ここでは信用取引の主なメリットとリスクを解説します。
※レバレッジが効かせられる
信用取引では、一定割合の委託保証金を元手に取引をします。そのため、現物取引よりも少ない資金で株の売買をすることができます。つまり手持ちの資金よりも大きな資金を動かすことができるため、投資効率を高めることができます。

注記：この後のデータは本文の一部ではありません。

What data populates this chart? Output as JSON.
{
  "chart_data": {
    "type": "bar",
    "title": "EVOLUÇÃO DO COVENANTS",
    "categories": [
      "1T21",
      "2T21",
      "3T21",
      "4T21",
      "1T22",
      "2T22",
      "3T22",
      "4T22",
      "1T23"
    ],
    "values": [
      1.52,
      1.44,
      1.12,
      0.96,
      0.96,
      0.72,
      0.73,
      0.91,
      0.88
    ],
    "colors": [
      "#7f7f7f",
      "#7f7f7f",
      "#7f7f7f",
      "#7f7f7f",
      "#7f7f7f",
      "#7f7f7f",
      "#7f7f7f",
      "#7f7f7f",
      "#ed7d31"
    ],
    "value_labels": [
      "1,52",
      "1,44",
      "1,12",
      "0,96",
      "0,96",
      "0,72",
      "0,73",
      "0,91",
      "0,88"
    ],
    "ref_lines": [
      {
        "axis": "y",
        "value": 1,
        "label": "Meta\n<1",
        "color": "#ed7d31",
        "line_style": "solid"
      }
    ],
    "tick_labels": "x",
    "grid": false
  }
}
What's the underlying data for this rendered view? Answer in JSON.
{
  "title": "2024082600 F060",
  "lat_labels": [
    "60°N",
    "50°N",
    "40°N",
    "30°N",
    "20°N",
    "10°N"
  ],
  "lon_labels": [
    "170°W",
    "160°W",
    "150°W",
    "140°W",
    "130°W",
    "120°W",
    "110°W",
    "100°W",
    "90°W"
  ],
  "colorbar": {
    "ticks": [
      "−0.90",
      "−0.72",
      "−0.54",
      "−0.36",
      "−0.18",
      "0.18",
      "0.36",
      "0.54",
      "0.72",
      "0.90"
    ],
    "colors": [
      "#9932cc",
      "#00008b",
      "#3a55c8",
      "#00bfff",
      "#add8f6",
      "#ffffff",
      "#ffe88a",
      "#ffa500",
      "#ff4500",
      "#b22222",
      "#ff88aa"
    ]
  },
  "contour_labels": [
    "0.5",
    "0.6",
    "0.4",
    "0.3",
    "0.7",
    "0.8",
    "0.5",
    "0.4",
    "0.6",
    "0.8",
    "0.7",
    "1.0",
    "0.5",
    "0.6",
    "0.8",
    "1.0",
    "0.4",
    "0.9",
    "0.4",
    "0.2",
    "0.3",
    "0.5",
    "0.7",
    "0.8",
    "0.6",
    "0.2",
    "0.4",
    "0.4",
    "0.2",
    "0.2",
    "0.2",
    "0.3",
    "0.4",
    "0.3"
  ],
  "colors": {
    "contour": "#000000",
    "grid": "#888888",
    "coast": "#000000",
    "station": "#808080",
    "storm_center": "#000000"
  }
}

また、現物株式を担保にすることもできるため、大きな含み益を出している株式を担保にして信用取引をすることも可能です。この場合、担保にする証券は、証券会社によって設定された掛け目によって評価されます。時価8000円の証券で掛け目が80%の場合、担保としての価値は6400円になります。
※株価下降局面にも利益が出せる
信用取引では、売りからも入れるため、株価が下降するような局面にも対応することができます。相場が長い間下降局面にある場合、現物買いだけではなかなか利益を上げることが難しくなります。そんなときに、効果的に信用売りをすることができれば、着実に利益を積み上げていくことができるでしょう。
※現物取引との組み合わせでリスクヘッジできる
信用取引を現物取引と組み合わせることで、リスクヘッジにもなります。例えば、株価が乱高下するような状況だと現物株の価値が急激に減る場合があります。そんなときに現物資産を持ちながら信用売りをしておくことで、互いに損益が相殺されるため現物取引の値下がりをヘッジすることができます。
こうした手法は一般的に「つなぎ売り」と呼ばれます。
信用取引のリスクは、メリットと裏表になりますが、レバレッジが効いていることです。レバレッジが効いているので投資効率がよくなる反面、委託した証拠金以上の損失を受ける場合があります。
また、現物株式を担保にして信用買いをしている場合、相場の急落局面で信用買いで損失を出すと同時に担保の価値も急落するため、追証(証拠金の追加)を求められ多大な損失を受ける場合があります。